Laura brought three horses: Pammy, a 7-year old mare, who is full sister to Polar Bear (by Polarion x Landadel x Argentinus), and working at medium/advanced level, Rubin al Asad (aka Rufus), a 10-year old Hanoverian PSG level horse (by Rubin Royal x Wanderbusch II), and of course Mistral Hojris, her 18-year old Olympic horse.
Laura and Dr Bechtolsheimer were keen to explain their work ethic for the horses. How they use the same methodology, techniques and suppling exercises, including shoulder in, travers, renvers and half pass, no matter what level the horse is, always keeping in mind the basic scales of training, and especially working towards self-carriage and lightness.
Laura started out the evening riding Pammy, who was a little overcome by her surroundings at first but as soon as Laura put her to work she showed off her future potential to the full.
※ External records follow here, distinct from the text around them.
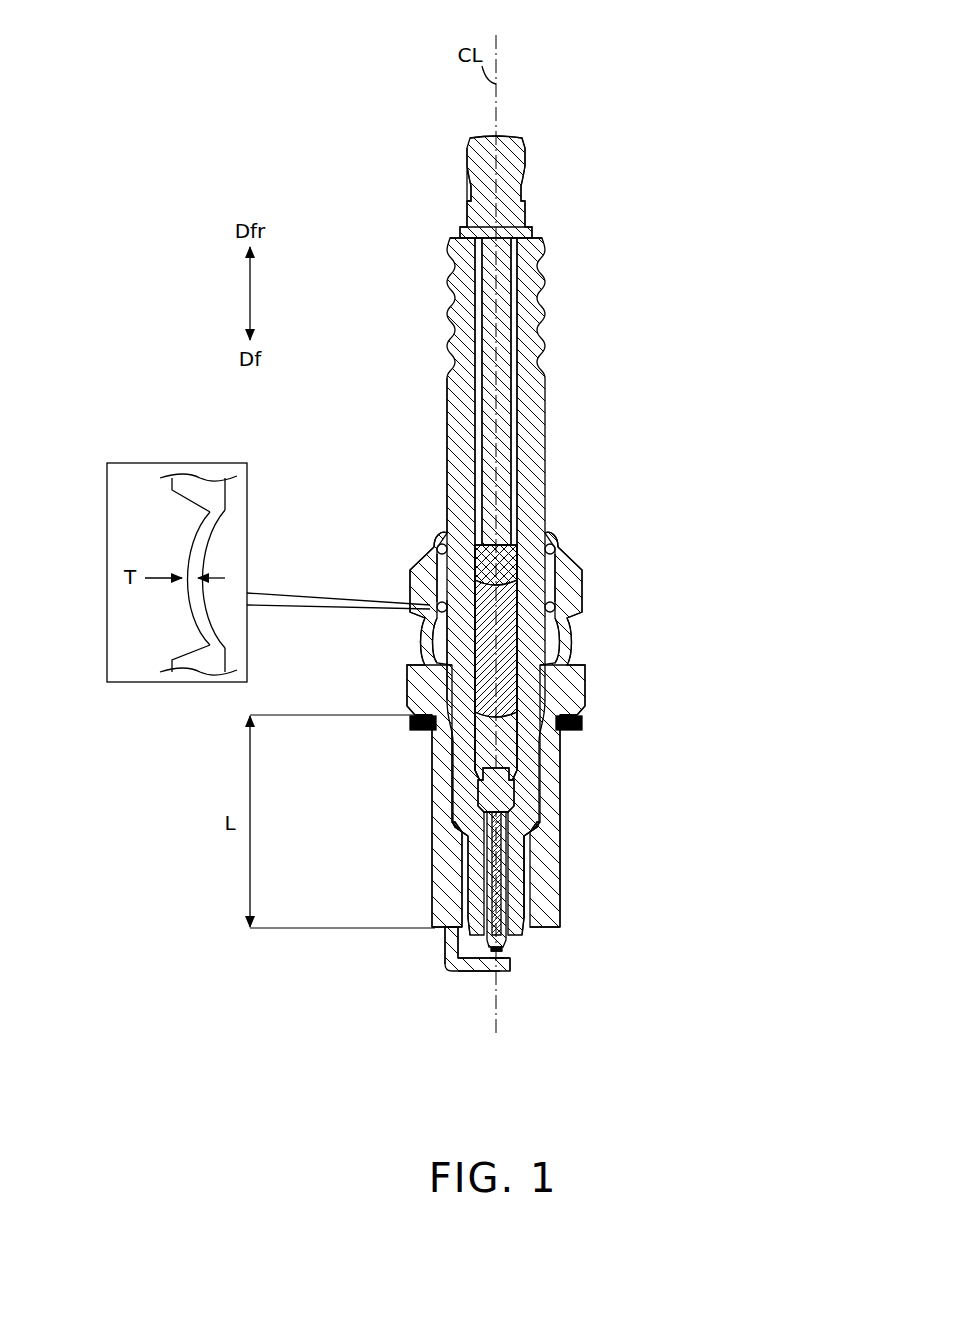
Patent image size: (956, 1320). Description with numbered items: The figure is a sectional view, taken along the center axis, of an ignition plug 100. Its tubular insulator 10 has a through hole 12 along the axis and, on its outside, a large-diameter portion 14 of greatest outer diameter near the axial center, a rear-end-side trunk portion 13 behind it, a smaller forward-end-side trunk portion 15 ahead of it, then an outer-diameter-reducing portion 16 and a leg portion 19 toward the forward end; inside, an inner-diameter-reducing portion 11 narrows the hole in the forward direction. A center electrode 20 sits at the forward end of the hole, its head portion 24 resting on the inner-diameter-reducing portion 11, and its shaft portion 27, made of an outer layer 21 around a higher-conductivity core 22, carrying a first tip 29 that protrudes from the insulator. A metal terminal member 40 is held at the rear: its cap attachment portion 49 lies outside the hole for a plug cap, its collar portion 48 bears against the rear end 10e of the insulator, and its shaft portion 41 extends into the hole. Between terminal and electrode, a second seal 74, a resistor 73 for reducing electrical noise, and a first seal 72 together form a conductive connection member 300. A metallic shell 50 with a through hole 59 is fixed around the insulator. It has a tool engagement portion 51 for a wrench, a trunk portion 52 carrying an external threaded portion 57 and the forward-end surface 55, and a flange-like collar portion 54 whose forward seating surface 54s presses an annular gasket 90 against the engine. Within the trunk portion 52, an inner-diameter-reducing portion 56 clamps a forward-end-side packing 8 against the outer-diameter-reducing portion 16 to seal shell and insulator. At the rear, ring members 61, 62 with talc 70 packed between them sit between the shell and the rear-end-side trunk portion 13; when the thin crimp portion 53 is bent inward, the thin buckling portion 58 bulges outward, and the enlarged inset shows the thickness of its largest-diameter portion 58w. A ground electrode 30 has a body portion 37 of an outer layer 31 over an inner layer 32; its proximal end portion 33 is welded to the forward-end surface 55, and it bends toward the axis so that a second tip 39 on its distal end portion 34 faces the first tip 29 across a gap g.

The ignition plug 100 is at (372, 108).
The insulator 10 is at (548, 355).
The rear end of insulator 10e is at (535, 238).
The through hole 12 is at (478, 458).
The rear-end-side trunk portion 13 is at (449, 467).
The large-diameter portion 14 is at (447, 640).
The forward-end-side trunk portion 15 is at (455, 776).
The inner-diameter-reducing portion 11 is at (453, 826).
The outer-diameter-reducing portion 16 is at (531, 832).
The leg portion 19 is at (525, 855).
The metal terminal member 40 is at (372, 205).
The cap attachment portion 49 is at (477, 212).
The collar portion 48 is at (470, 232).
The shaft portion 41 is at (482, 262).
The connection member 300 is at (685, 605).
The second seal 74 is at (520, 578).
The resistor 73 is at (545, 680).
The first seal 72 is at (518, 770).
The center electrode 20 is at (486, 900).
The head portion 24 is at (478, 800).
The core 22 is at (507, 905).
The outer layer 21 is at (501, 880).
The first tip 29 is at (498, 941).
The metallic shell 50 is at (420, 546).
The crimp portion 53 is at (446, 534).
The tool engagement portion 51 is at (412, 582).
The talc 70 is at (438, 566).
The ring member 61 is at (438, 545).
The ring member 62 is at (438, 607).
The buckling portion 58 is at (423, 644).
The largest-outer-diameter portion of buckling portion 58w is at (193, 592).
The through hole of metallic shell 59 is at (428, 690).
The collar portion 54 is at (408, 706).
The seating surface 54s is at (430, 736).
The threaded portion 57 is at (436, 786).
The shaft portion 27 is at (446, 858).
The trunk portion 52 is at (434, 918).
The forward-end surface 55 is at (438, 930).
The inner-diameter-reducing portion 56 is at (540, 800).
The forward-end-side packing 8 is at (538, 818).
The gasket 90 is at (578, 728).
The ground electrode 30 is at (447, 976).
The outer layer 31 is at (472, 972).
The inner layer 32 is at (455, 972).
The proximal end portion 33 is at (452, 946).
The body portion 37 is at (490, 976).
The distal end portion 34 is at (506, 978).
The second tip 39 is at (512, 966).
The gap g is at (504, 953).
There were some amusing moments when stable jockey Lara Griffith and Dr Bechtolsheimer, explained how both of them had been bucked off several times by Pammy but after coming back into work following some field time she seemed to be keeping all four feet on the ground and was now progressing in her work.
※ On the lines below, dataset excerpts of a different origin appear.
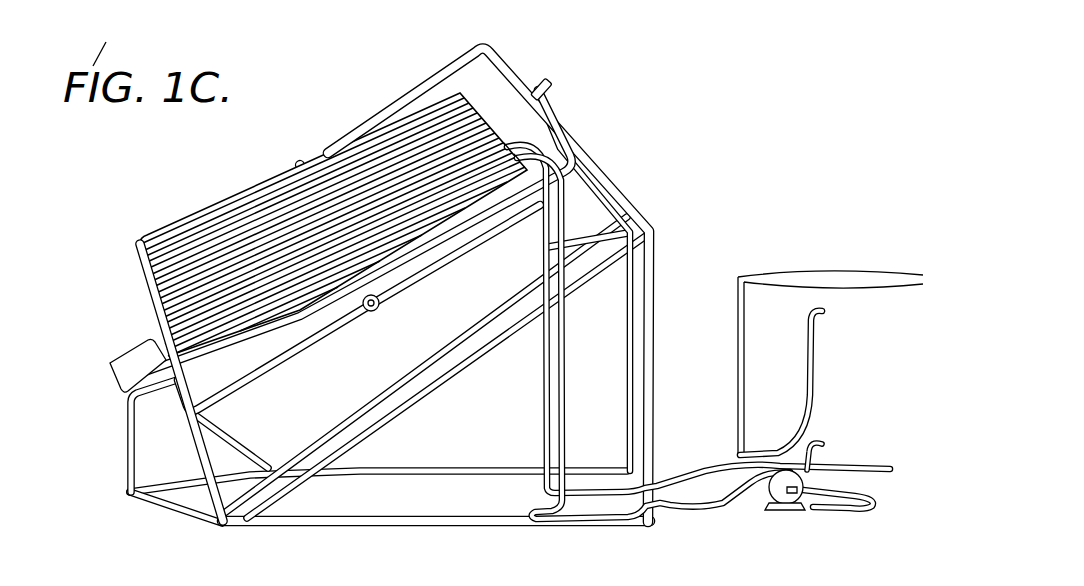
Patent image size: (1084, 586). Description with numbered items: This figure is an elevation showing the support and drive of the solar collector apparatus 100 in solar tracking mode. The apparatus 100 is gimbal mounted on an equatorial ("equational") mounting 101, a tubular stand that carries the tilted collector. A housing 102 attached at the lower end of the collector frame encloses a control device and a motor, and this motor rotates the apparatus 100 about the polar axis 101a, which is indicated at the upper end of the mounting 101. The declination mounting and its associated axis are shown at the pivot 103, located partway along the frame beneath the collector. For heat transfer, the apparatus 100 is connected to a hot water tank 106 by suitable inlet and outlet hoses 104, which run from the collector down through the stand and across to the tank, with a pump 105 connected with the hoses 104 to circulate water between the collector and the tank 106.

The apparatus 100 is at (190, 207).
The equatorial mounting 101 is at (623, 180).
The polar axis 101a is at (553, 81).
The housing 102 is at (133, 364).
The declination mounting 103 is at (370, 313).
The inlet and outlet hoses 104 is at (690, 475).
The pump 105 is at (787, 510).
The hot water tank 106 is at (808, 272).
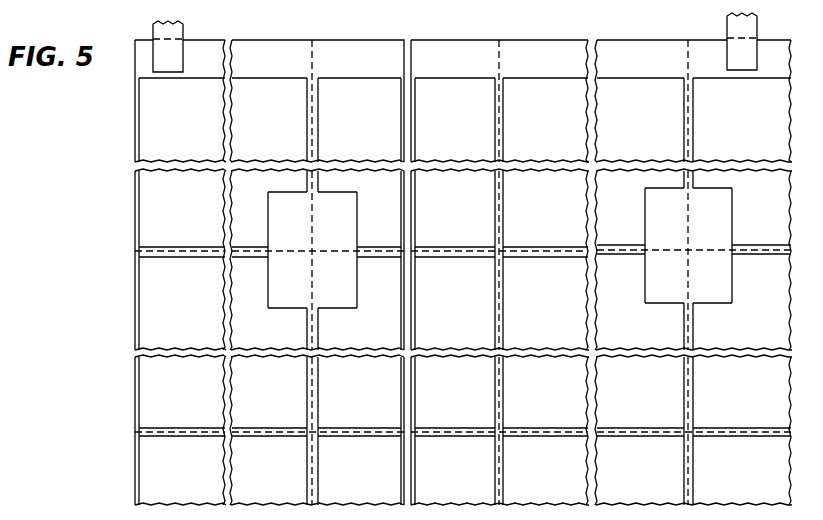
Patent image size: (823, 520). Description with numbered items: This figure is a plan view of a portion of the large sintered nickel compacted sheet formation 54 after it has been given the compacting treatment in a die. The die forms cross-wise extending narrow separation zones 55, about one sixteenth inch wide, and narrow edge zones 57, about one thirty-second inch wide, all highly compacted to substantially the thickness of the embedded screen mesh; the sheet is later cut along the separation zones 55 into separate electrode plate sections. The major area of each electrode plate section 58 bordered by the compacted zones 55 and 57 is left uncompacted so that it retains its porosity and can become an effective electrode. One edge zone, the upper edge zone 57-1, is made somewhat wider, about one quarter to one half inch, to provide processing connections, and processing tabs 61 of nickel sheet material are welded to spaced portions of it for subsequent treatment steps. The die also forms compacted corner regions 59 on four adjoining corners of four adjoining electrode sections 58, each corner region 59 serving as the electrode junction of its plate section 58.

The compacted sheet formation 54 is at (130, 381).
The separation zones 55 is at (318, 130).
The edge zones 57 is at (137, 218).
The upper edge zone 57-1 is at (256, 50).
The electrode plate section 58 is at (169, 135).
The compacted corner region 59 is at (280, 231).
The processing tabs 61 is at (156, 32).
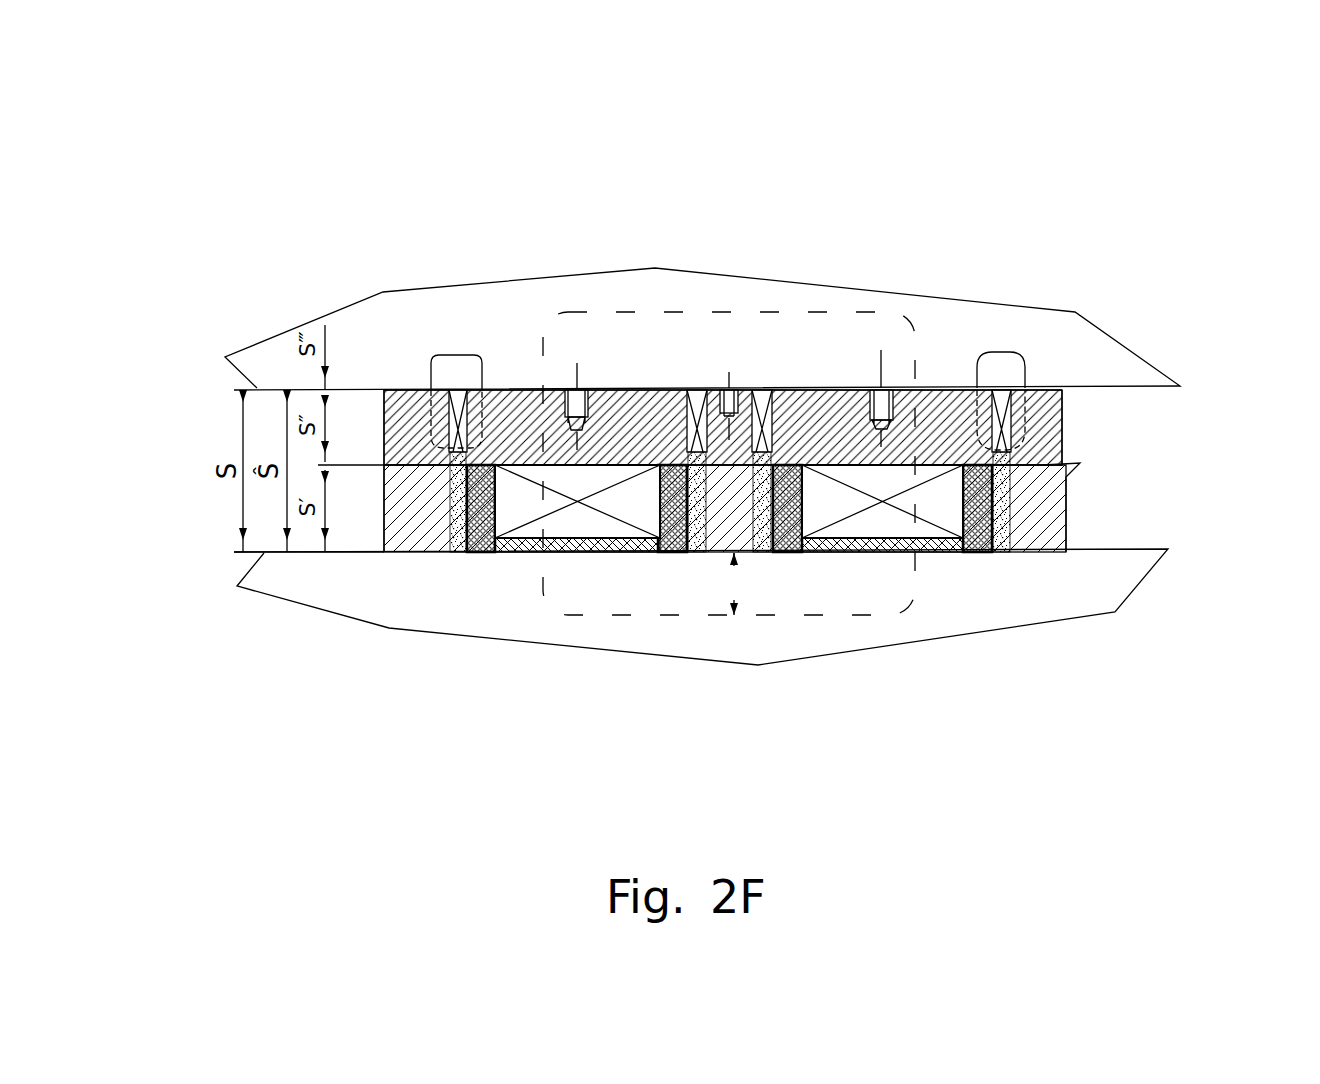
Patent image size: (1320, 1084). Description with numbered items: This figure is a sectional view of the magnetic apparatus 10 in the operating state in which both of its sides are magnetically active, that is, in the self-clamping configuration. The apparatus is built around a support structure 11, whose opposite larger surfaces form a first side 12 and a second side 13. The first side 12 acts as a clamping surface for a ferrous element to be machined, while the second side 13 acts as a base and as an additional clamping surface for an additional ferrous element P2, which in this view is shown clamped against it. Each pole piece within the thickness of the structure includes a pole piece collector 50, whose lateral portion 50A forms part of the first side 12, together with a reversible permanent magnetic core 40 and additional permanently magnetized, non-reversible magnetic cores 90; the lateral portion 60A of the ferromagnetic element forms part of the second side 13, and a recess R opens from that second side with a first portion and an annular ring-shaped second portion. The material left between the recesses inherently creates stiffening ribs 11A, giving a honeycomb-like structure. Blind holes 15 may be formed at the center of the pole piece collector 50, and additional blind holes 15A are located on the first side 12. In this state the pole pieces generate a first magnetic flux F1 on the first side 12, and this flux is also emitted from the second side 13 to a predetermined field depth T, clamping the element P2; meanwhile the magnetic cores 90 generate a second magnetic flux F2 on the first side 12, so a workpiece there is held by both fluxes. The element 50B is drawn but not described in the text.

The magnetic apparatus 10 is at (1205, 296).
The support structure 11 is at (1042, 528).
The stiffening ribs 11A is at (742, 518).
The first side 12 is at (383, 352).
The second side 13 is at (424, 576).
The blind holes 15 is at (577, 363).
The additional blind holes 15A is at (737, 367).
The magnetic core 40 is at (537, 518).
The pole piece collector 50 is at (508, 415).
The lateral portion of the pole piece collector 50A is at (653, 388).
The mesh element 50B is at (985, 551).
The lateral portion of the ferromagnetic element 60A is at (599, 545).
The additional magnetic cores 90 is at (460, 412).
The first magnetic flux F1 is at (888, 312).
The second magnetic flux F2 is at (437, 355).
The additional ferrous element P2 is at (274, 336).
The recess R is at (913, 549).
The field depth T is at (734, 581).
Next Lara came in on Rufus. It was explained that Rufus had recently been brought back into work following a back injury. The same routine was used to warm him up and then some more advanced work was shown and how Rufus was being prepared for the movements at the higher levels, such as two time changes and pirouettes. Dr Bechtolsheimer explained that during the training sessions the more strenuous movements such as pirouettes, piaffe and extended trot, were kept to a minimum and ‘watered down’ so as not to put too much strain on the joints.
Lastly, but definitely not least, Laura returned to the arena on a very fit and lively Alf. He is well known for being full of exuberance and very strong at times but he behaved impeccably and it was almost as though he were showing off for the enraptured crowd. Laura put him through the same warmup routine, the only difference being that she warms him up in canter and said that every horse is different and changes are made to suit. Then she put him through his paces and produced some near perfect piaffe, passage and zig zag, which were very impressive as this was the first time he had been out since the Olympics. Surely at this point there was not a single person in the audience who wouldn’t have given their right arm just to have a sit on that horse! Laura mentioned that this would be Alf’s last competitive season and afterwards the writer asked her what would happen to him then, Laura laughed and said she wasn’t sure as she agreed he definitely doesn’t look ready for the field just yet.
The evening was very informative and enlightening. It was a pleasure to see that the traditional classical methods of training are still proving to be and produce the best.